Because we believe that there will be slow growth domestically, we are looking for other sources of growth for those clients with a higher risk tolerance and longer time horizon. Since Europe and Japan have started to use the same bond buying economic recovery model as the US, we are optimistic that their recoveries will mimic our own. Therefore, we see large dividend paying companies recovering the fastest as they did in the US.
Oil is another market catalyst that we are watching. However, we do not buy the sensationalism that is being voiced by all the major business media outlets. If you look over time, it is clear that oil is very cyclical, and every 7-10 years has often experienced a major drop. We see this current price drop as another dip in the cycle and look for oil to steadily increase over the next several years.

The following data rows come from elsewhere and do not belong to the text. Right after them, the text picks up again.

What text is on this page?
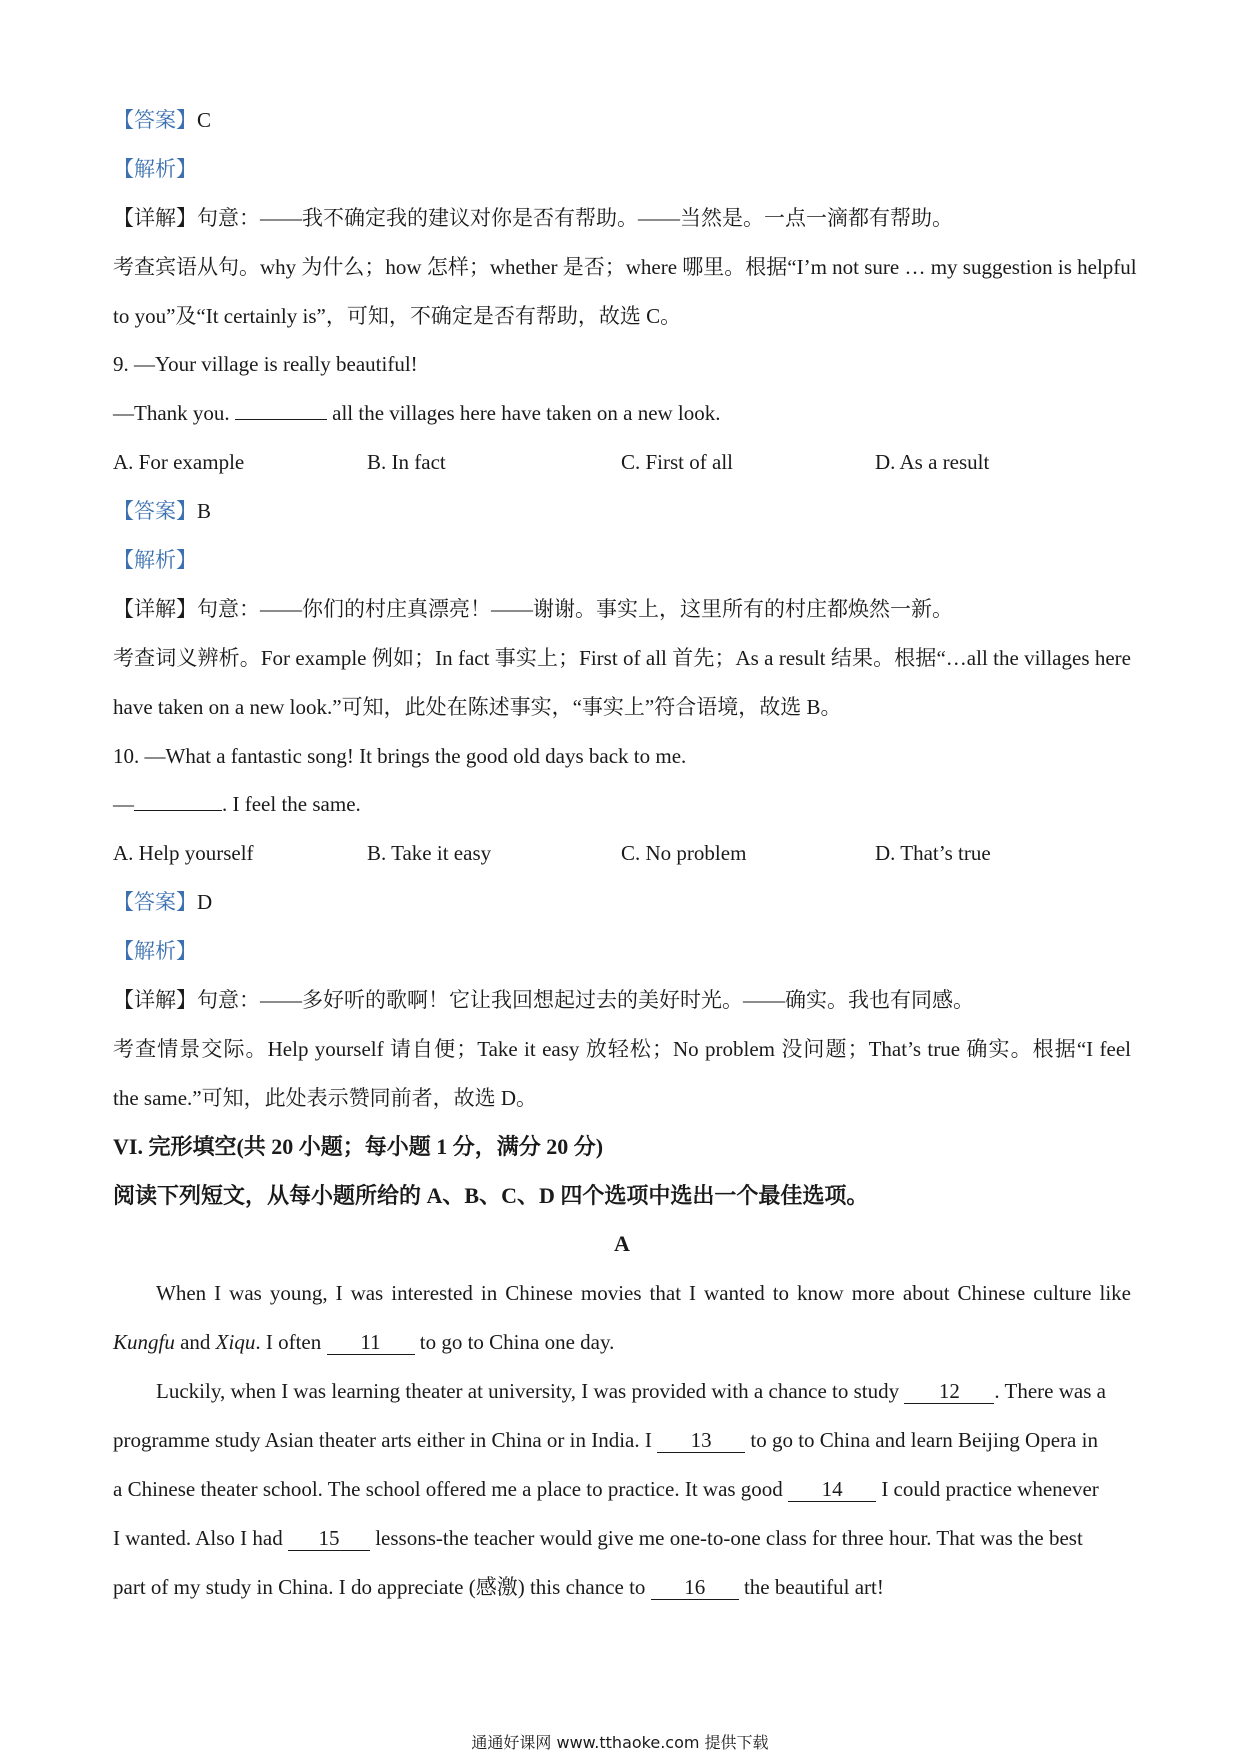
【答案】C
【解析】
【详解】句意：——我不确定我的建议对你是否有帮助。——当然是。一点一滴都有帮助。
考查宾语从句。why 为什么；how 怎样；whether 是否；where 哪里。根据“I’m not sure … my suggestion is helpful
to you”及“It certainly is”，可知，不确定是否有帮助，故选 C。
9. —Your village is really beautiful!
—Thank you.	all the villages here have taken on a new look.
A. For example	B. In fact	C. First of all	D. As a result
【答案】B
【解析】
【详解】句意：——你们的村庄真漂亮！——谢谢。事实上，这里所有的村庄都焕然一新。
考查词义辨析。For example 例如；In fact 事实上；First of all 首先；As a result 结果。根据“…all the villages here
have taken on a new look.”可知，此处在陈述事实，“事实上”符合语境，故选 B。
10. —What a fantastic song! It brings the good old days back to me.
—	. I feel the same.
A. Help yourself	B. Take it easy	C. No problem	D. That’s true
【答案】D
【解析】
【详解】句意：——多好听的歌啊！它让我回想起过去的美好时光。——确实。我也有同感。
考查情景交际。Help yourself 请自便；Take it easy 放轻松；No problem 没问题；That’s true 确实。根据“I feel
the same.”可知，此处表示赞同前者，故选 D。
VI. 完形填空(共 20 小题；每小题 1 分，满分 20 分)
阅读下列短文，从每小题所给的 A、B、C、D 四个选项中选出一个最佳选项。
A
When I was young, I was interested in Chinese movies that I wanted to know more about Chinese culture like
Kungfu and Xiqu. I often 11 to go to China one day.
Luckily, when I was learning theater at university, I was provided with a chance to study 12 . There was a
programme study Asian theater arts either in China or in India. I 13 to go to China and learn Beijing Opera in
a Chinese theater school. The school offered me a place to practice. It was good 14 I could practice whenever
I wanted. Also I had 15 lessons-the teacher would give me one-to-one class for three hour. That was the best
part of my study in China. I do appreciate (感激) this chance to 16 the beautiful art!
通通好课网 www.tthaoke.com 提供下载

Lastly, politics will still influence the markets, but luckily the election is still too far away for it to impact them currently. The Federal Reserve is the much more interesting governing body to watch because currently the ball is in their court with regards to interest rates. Everyone knows that they are likely to raise rates, and most assume it will be this year, so investors are holding their collective breath. However, because it is so widely known, it is possible that a lot of the market impact of rising rates has already been built in to pricing and will not have as large of a detrimental impact as many think. Also, because of our firm’s position on bonds and the strategies we have employed, we do not see rising rates as a significant risk to our clients’ bond positions and think it will provide more bond buying opportunities in the long run.
The opinions voiced in this material are for general information only and are not intended to provide specific advice or recommendations for any individual. All performance referenced is historical and is no guarantee of future results.
Stock investing involves risk including potential loss of principal. The payment of dividends is not guaranteed. Companies may reduce or eliminate the payment of dividends at any given time.
The market value of corporate bonds will fluctuate, and if the bond is sold prior to maturity, the investor's yield may differ from the advertised yield. The economic forecasts set forth in the presentation may not develop as predicted and there can be no guarantee that strategies promoted will be successful.